I can stick pretty consistently with a pair of slip on shoe, a light cotton tee shirt and whatever short are closest to me when I'm getting dressed. I don't have a/c in the shop, but I do have a dehumidifier that seems to run almost constantly and a fan circulating air around, mostly for all the wood I have drying. It was quite warm out today with the humidity up there as well and in the shop, it was a little cooler and the humidity was negligible compared to what was outside. Not too terribly uncomfortable, but around 75 outside = perfect shop conditions.


----------



## Bigkahunaranch (Apr 9, 2014)

Its a two shirt day for me down here in central Texas. Usually change
at lunch time. I have window fans that I start up early in the morning, 
but around four pm, time to take a break till after supper time.

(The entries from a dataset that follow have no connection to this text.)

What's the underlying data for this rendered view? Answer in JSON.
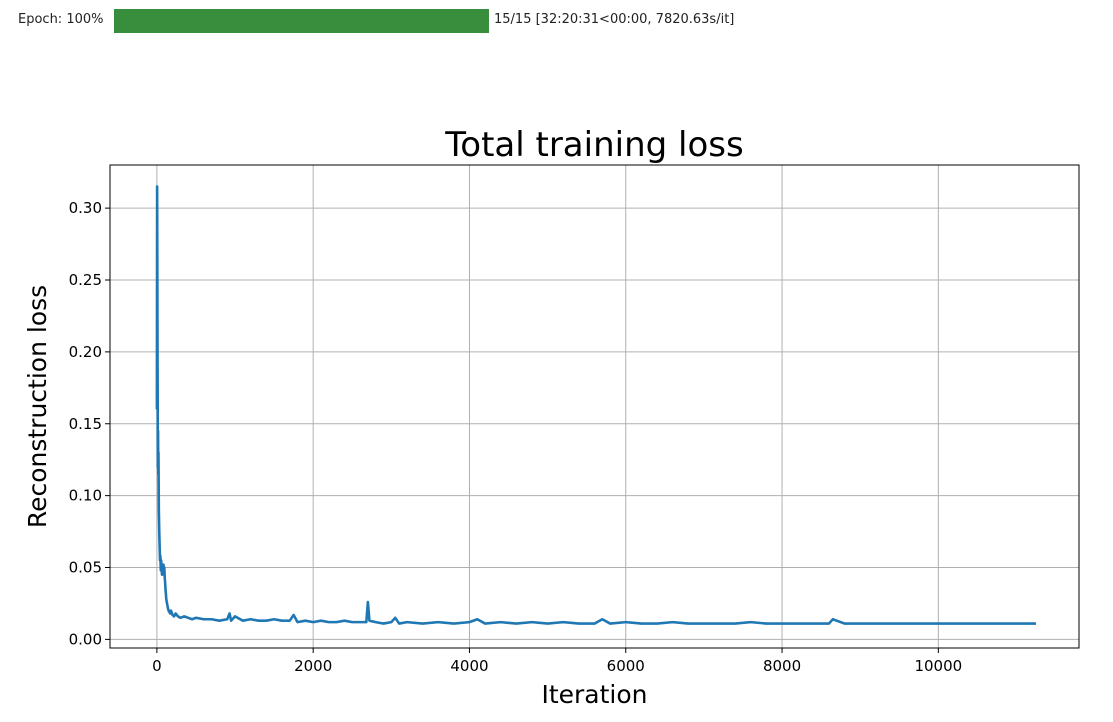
{
  "progress": {
    "label": "Epoch: 100%",
    "fraction": 1.0,
    "info": "15/15 [32:20:31<00:00, 7820.63s/it]",
    "color": "#388e3c"
  },
  "chart_data": {
    "type": "line",
    "title": "Total training loss",
    "xlabel": "Iteration",
    "ylabel": "Reconstruction loss",
    "xlim": [
      -600,
      11800
    ],
    "ylim": [
      -0.006,
      0.33
    ],
    "xticks": [
      0,
      2000,
      4000,
      6000,
      8000,
      10000
    ],
    "xtick_labels": [
      "0",
      "2000",
      "4000",
      "6000",
      "8000",
      "10000"
    ],
    "yticks": [
      0.0,
      0.05,
      0.1,
      0.15,
      0.2,
      0.25,
      0.3
    ],
    "ytick_labels": [
      "0.00",
      "0.05",
      "0.10",
      "0.15",
      "0.20",
      "0.25",
      "0.30"
    ],
    "grid": true,
    "series": [
      {
        "color": "#1f77b4",
        "x": [
          0,
          3,
          6,
          8,
          10,
          12,
          15,
          18,
          20,
          25,
          30,
          35,
          40,
          45,
          50,
          55,
          60,
          65,
          70,
          75,
          80,
          85,
          90,
          95,
          100,
          105,
          110,
          115,
          120,
          130,
          140,
          150,
          160,
          170,
          180,
          200,
          220,
          240,
          270,
          300,
          350,
          400,
          450,
          500,
          600,
          700,
          800,
          900,
          930,
          950,
          1000,
          1100,
          1200,
          1300,
          1400,
          1500,
          1600,
          1700,
          1750,
          1800,
          1900,
          2000,
          2100,
          2200,
          2300,
          2400,
          2500,
          2600,
          2680,
          2700,
          2720,
          2800,
          2900,
          3000,
          3050,
          3100,
          3200,
          3400,
          3600,
          3800,
          4000,
          4100,
          4200,
          4400,
          4600,
          4800,
          5000,
          5200,
          5400,
          5600,
          5700,
          5800,
          6000,
          6200,
          6400,
          6600,
          6800,
          7000,
          7200,
          7400,
          7600,
          7800,
          8000,
          8200,
          8400,
          8600,
          8650,
          8800,
          9000,
          9200,
          9400,
          9600,
          9800,
          10000,
          10200,
          10400,
          10600,
          10800,
          11000,
          11100,
          11250
        ],
        "y": [
          0.16,
          0.315,
          0.25,
          0.2,
          0.17,
          0.12,
          0.145,
          0.115,
          0.13,
          0.09,
          0.075,
          0.065,
          0.055,
          0.058,
          0.048,
          0.055,
          0.05,
          0.045,
          0.052,
          0.047,
          0.05,
          0.052,
          0.045,
          0.05,
          0.043,
          0.04,
          0.035,
          0.032,
          0.028,
          0.025,
          0.022,
          0.02,
          0.019,
          0.018,
          0.02,
          0.017,
          0.016,
          0.018,
          0.016,
          0.015,
          0.016,
          0.015,
          0.014,
          0.015,
          0.014,
          0.014,
          0.013,
          0.014,
          0.018,
          0.013,
          0.016,
          0.013,
          0.014,
          0.013,
          0.013,
          0.014,
          0.013,
          0.013,
          0.017,
          0.012,
          0.013,
          0.012,
          0.013,
          0.012,
          0.012,
          0.013,
          0.012,
          0.012,
          0.012,
          0.026,
          0.013,
          0.012,
          0.011,
          0.012,
          0.015,
          0.011,
          0.012,
          0.011,
          0.012,
          0.011,
          0.012,
          0.014,
          0.011,
          0.012,
          0.011,
          0.012,
          0.011,
          0.012,
          0.011,
          0.011,
          0.014,
          0.011,
          0.012,
          0.011,
          0.011,
          0.012,
          0.011,
          0.011,
          0.011,
          0.011,
          0.012,
          0.011,
          0.011,
          0.011,
          0.011,
          0.011,
          0.014,
          0.011,
          0.011,
          0.011,
          0.011,
          0.011,
          0.011,
          0.011,
          0.011,
          0.011,
          0.011,
          0.011,
          0.011,
          0.011,
          0.011
        ]
      }
    ]
  }
}
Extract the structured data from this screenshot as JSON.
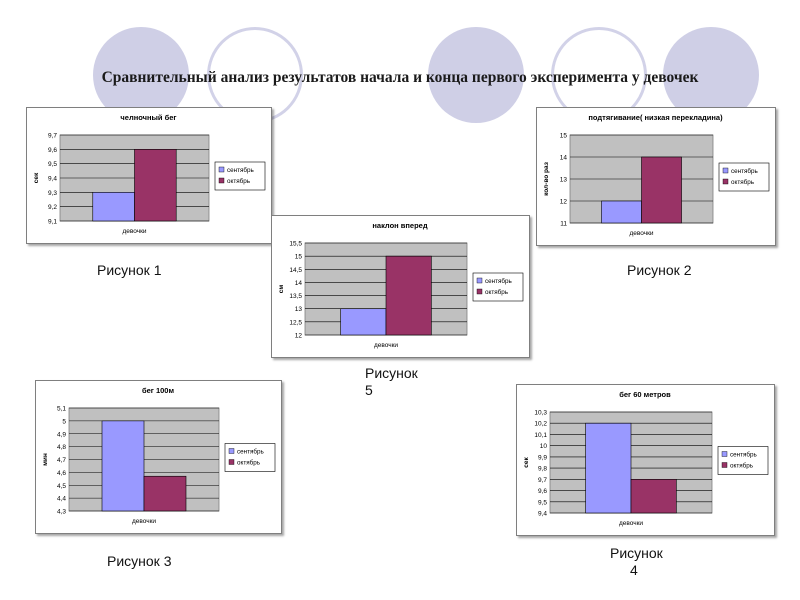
{
  "page": {
    "title": "Сравнительный анализ результатов начала и конца первого  эксперимента у девочек",
    "captions": {
      "fig1": "Рисунок 1",
      "fig2": "Рисунок 2",
      "fig3": "Рисунок 3",
      "fig4_line1": "Рисунок",
      "fig4_line2": "4",
      "fig5_line1": "Рисунок",
      "fig5_line2": "5"
    }
  },
  "colors": {
    "september": "#9999ff",
    "october": "#993366",
    "plot_bg": "#c0c0c0",
    "slide_circle_filled": "#cfcfe6",
    "slide_circle_ring": "#d2d2e8"
  },
  "chart_data": [
    {
      "id": "c1",
      "type": "bar",
      "title": "челночный бег",
      "ylabel": "сек",
      "categories": [
        "девочки"
      ],
      "series": [
        {
          "name": "сентябрь",
          "values": [
            9.3
          ]
        },
        {
          "name": "октябрь",
          "values": [
            9.6
          ]
        }
      ],
      "ylim": [
        9.1,
        9.7
      ],
      "ticks": [
        "9,1",
        "9,2",
        "9,3",
        "9,4",
        "9,5",
        "9,6",
        "9,7"
      ],
      "grid": true,
      "legend": "right"
    },
    {
      "id": "c2",
      "type": "bar",
      "title": "подтягивание( низкая перекладина)",
      "ylabel": "кол-во раз",
      "categories": [
        "девочки"
      ],
      "series": [
        {
          "name": "сентябрь",
          "values": [
            12
          ]
        },
        {
          "name": "октябрь",
          "values": [
            14
          ]
        }
      ],
      "ylim": [
        11,
        15
      ],
      "ticks": [
        "11",
        "12",
        "13",
        "14",
        "15"
      ],
      "grid": true,
      "legend": "right"
    },
    {
      "id": "c5",
      "type": "bar",
      "title": "наклон вперед",
      "ylabel": "см",
      "categories": [
        "девочки"
      ],
      "series": [
        {
          "name": "сентябрь",
          "values": [
            13
          ]
        },
        {
          "name": "октябрь",
          "values": [
            15
          ]
        }
      ],
      "ylim": [
        12,
        15.5
      ],
      "ticks": [
        "12",
        "12,5",
        "13",
        "13,5",
        "14",
        "14,5",
        "15",
        "15,5"
      ],
      "grid": true,
      "legend": "right"
    },
    {
      "id": "c3",
      "type": "bar",
      "title": "бег 100м",
      "ylabel": "мин",
      "categories": [
        "девочки"
      ],
      "series": [
        {
          "name": "сентябрь",
          "values": [
            5.0
          ]
        },
        {
          "name": "октябрь",
          "values": [
            4.57
          ]
        }
      ],
      "ylim": [
        4.3,
        5.1
      ],
      "ticks": [
        "4,3",
        "4,4",
        "4,5",
        "4,6",
        "4,7",
        "4,8",
        "4,9",
        "5",
        "5,1"
      ],
      "grid": true,
      "legend": "right"
    },
    {
      "id": "c4",
      "type": "bar",
      "title": "бег 60 метров",
      "ylabel": "сек",
      "categories": [
        "девочки"
      ],
      "series": [
        {
          "name": "сентябрь",
          "values": [
            10.2
          ]
        },
        {
          "name": "октябрь",
          "values": [
            9.7
          ]
        }
      ],
      "ylim": [
        9.4,
        10.3
      ],
      "ticks": [
        "9,4",
        "9,5",
        "9,6",
        "9,7",
        "9,8",
        "9,9",
        "10",
        "10,1",
        "10,2",
        "10,3"
      ],
      "grid": true,
      "legend": "right"
    }
  ]
}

I did get one of those "Endura Cool Towels" at Lowes, anxious to try it out, heard good
reports on it.

Dave


----------



## BadJoints (Jun 3, 2015)

Do a google search for 'lightweight tactical pants'. Used by military contractors and off duty military, they have all the features a woodworker needs. Light, water resistant, abrasion and cut resistant, lots of pockets for keeping small tools handy. I use the shorts during the summer. There are also shirts, but I personally prefer lightweight, moisture wicking workout shirts in my garage. One of these days, I'll suck it up and put heat and ac in my garage, but my lottery tickets are always misprints.


----------



## BigEG (Jul 18, 2015)

I understand where you are coming from Charles A. I live in South Central Ga and it is hot down here, metal building for my shop and no air, except fans. Soaking wet when you leave the shop as if you have been swimming.


----------



## TravisH (Feb 6, 2013)

I have always worn jeans, boots, t shirt. Isn't a big deal when it just is me at the house as I would much rather just get drenched and keep working. I have started running a box fan to get some breeze and that is good for the most part. On rare occasions I will wear shorts. Just this weekend I picked up one of the "cool" towels to try out and a wicking shirt on a clearance rack to see if it makes much of a difference.


----------



## atouchofoz (Jul 2, 2015)

Just wondering if anyone has a positive or negative result on the Endura Cool Towels? 
I personally have used the shammys that are used for whipping down the vehicles. They help. 
Suzanne


----------



## CharlesA (Jun 24, 2013)

http://www.consumerreports.org/cro/news/2013/08/consumer-reports-reviews-enduracool-and-chill-its-cooling-towels/index.htm

"Bottom line. All three towels cooled down when wet and can help you cool off on a hot day when relative humidity is low to moderate. They do not work as well when the humidity is high. As our tests show, a common kitchen towel will cool you just as quick but if you want to chill out like your favorite sports star, give a cooling towel a try."


----------



## Woodbum (Jan 3, 2010)

Summer: shorts, t shirt and old running shoes with mini crew socks. And oh yes, 2 fans
Winter: jeans, long sleeve T shirt, flannel work shirt, vest, old running shoes with wool socks and a hat with a propane heater that allows me to shed layers eventually
Goofy OK weather: 10 degrees to 110 degrees


----------



## Charlie5791 (Feb 21, 2012)

I thought about getting a 12,000 BTU AC unit for my shop but honestly….. I thought I'd spend more time cleaning the filter than working. How do you guys with AC in the shop handle the filters cloggin' up?


----------



## oldnovice (Mar 7, 2009)

When it get too hot, 92° and above, I stay out of my garage shop.

Being too hot can cause a lack of concentration, just like if it too cold, and lack of concentration is a perfect recipe for accidents.


----------



## Texcaster (Oct 26, 2013)

> Yesterday was a four t shirt day. 95 F with 75% humidity.
> 
> Much better today, only 20% humidity.
> 
> ...


Great photo! It's winter for me and polyester undies.


----------



## Blackie_ (Jul 10, 2011)

Reading this thread really makes me appreciate having AC in my shop, it's a strong must here in this Texas heat, after cutting grass and weed eating I work up a soaking sweat I then hit the shower and head to the shop, I keep my shop temp at 68 degrees and my house at 76 degrees


----------



## Blackie_ (Jul 10, 2011)

Charles, have you considered something like this?

Ice chest cooling system.


----------



## Matt59 (Mar 31, 2013)

At work in the summer (construction), I wear Carhartt lightweight canvas or twill pants. The canvas is lighter than the twill, but both are much more comfortable than jeans. For shirts, I wear some cotton t-shirts but prefer lightweight cotton button-downs. With the sleeves rolled and the top buttons undone, it's quite comfortable. Much more so than the t-shirts! The shirts are those lightweight fishing-type shirts the OP mentioned. The collars can be popped to block the neck from the sun, and they wick sweat better than the t-shirts.

When I get home and into the shop, however, the shorts go on and sneakers replace the work boots.


----------